Editor’s note: “Look Back” is a series designed to highlight articles from the Good Faith Media archives that remain relevant or historically interesting. If you have an article from our archives that you’d like us to consider including in this series, please email your suggestion to submissions@goodfaithmedia.org. A version of this article previously appeared at EthicsDaily.com on March 17, 2009. At the time of publication, Smith was director of international programs at Henderson State University in Arkadelphia, Arkansas.

Jesus lived a very vulnerable life and was not immune to or protected from the challenges that the people of his time confronted every day, especially those persons at the bottom of the embedded social and religious structures of Palestine.

First-century Palestine was a volatile place within the Roman Empire, and those on the fringes of that society who were oppressed by injustice and violence were the most vulnerable to the pains and struggles of life.

But the idea that Jesus embraced human vulnerability raises a crucial theological question. For what reason did Jesus live as a human susceptible to the struggles of life?

Did he become incarnate and face human vulnerability just so he could be a sacrifice for our sin? While many Christians answer this question with a resounding yes, it seems to me that there must be more to Jesus being human than just God’s plan for him to become a sacrifice.

When I read the Gospel narratives, I come away with the impression that although Jesus may at times imply that his death will be sacrificial, being a sacrifice for human sin seems not to be at the forefront of Jesus’ mind until that event arrives.

Even when he predicts his death to his disciples, he only speaks a small number of times about his crucifixion being a sacrifice for human sin.

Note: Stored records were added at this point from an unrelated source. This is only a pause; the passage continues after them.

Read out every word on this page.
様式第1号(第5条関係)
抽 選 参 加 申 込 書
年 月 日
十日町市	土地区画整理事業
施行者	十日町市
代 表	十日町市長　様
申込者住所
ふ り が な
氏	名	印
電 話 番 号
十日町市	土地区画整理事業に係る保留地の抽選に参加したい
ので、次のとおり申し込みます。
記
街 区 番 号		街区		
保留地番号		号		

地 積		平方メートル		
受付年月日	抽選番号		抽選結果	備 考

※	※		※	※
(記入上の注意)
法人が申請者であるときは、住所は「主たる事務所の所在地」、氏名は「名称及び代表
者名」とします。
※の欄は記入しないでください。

I am not saying that this traditional interpretation is not found in the Gospels or on the lips of Jesus. What I am suggesting is that we need to take a careful look at what may be the utmost reason for why Jesus faced human vulnerability.

Jesus did not simply put on the skin of human existence and wear that skin until his crucifixion, after which he was resurrected, making everything okay. Jesus’ choice to take on human vulnerability was based on something more concrete that had a more intimate effect on those vulnerable persons around him.

His free choice to be vulnerable to everyday existence was not for the sole reason of being some sort of worthy sacrifice. His choice to take on human existence was a choice to unite with the most vulnerable of society.

To get at what I am suggesting, let’s consider one of the stories of Jesus’ encounter with one of those persons forgotten by society.

For me, one of the most powerful stories that relates to the question of why Jesus chose human vulnerability is the story of the woman who had been bleeding for 12 years. Mark tells this story in such a way as to picture Jesus not only as a powerful healer, but also as a person who was tuned into the needs of those vulnerable people around him.

There are a number of details that help us hear the story as one of human vulnerability.

First, the character is a woman, and being a Jewish woman of the first century, she was not worthy to be in the presence of a male, much less approach that male.

Second, the woman is not named. Mark could have easily given her a name, but he leaves her unnamed to demonstrate her existence as an insignificant person to those around her.

Third, this woman has been bleeding for 12 years, which makes her ritually unclean according to the cultic code of Judaism. She is an unnamed, impure woman, who is marginalized from her community.

But perhaps most important for the point I am seeking to make about Jesus is that though the crowds press in upon him, Jesus feels this woman touch his cloak. Even his disciples, who were close to him in the crowd, were unaware of the woman’s presence, much less her touching Jesus. But Jesus feels her touch.

An easy explanation to Jesus’ sensitivity would be to say that because he was God in human form, he would have felt this woman touch him, for he had divine senses. But it seems to me that Mark’s theology leans more toward portraying Jesus as the human who is keenly aware of the vulnerability of human existence, mainly because he has experienced that human vulnerability himself.

He is sensitive to the needs of those on the very bottom of the social and religious rung of first-century Palestine, not because he is divine, but because he has embraced human vulnerability for the purpose of associating with those most vulnerable in his world.

This understanding of Jesus’ mission as the Human One must have a life-altering impact on our living as humans.

If Jesus embraced human vulnerability for the purpose of associating with those who were exposed to the pains of life, how much more are we called to sacrificial living that causes us to renounce our comfort and to identify with the most vulnerable of our world?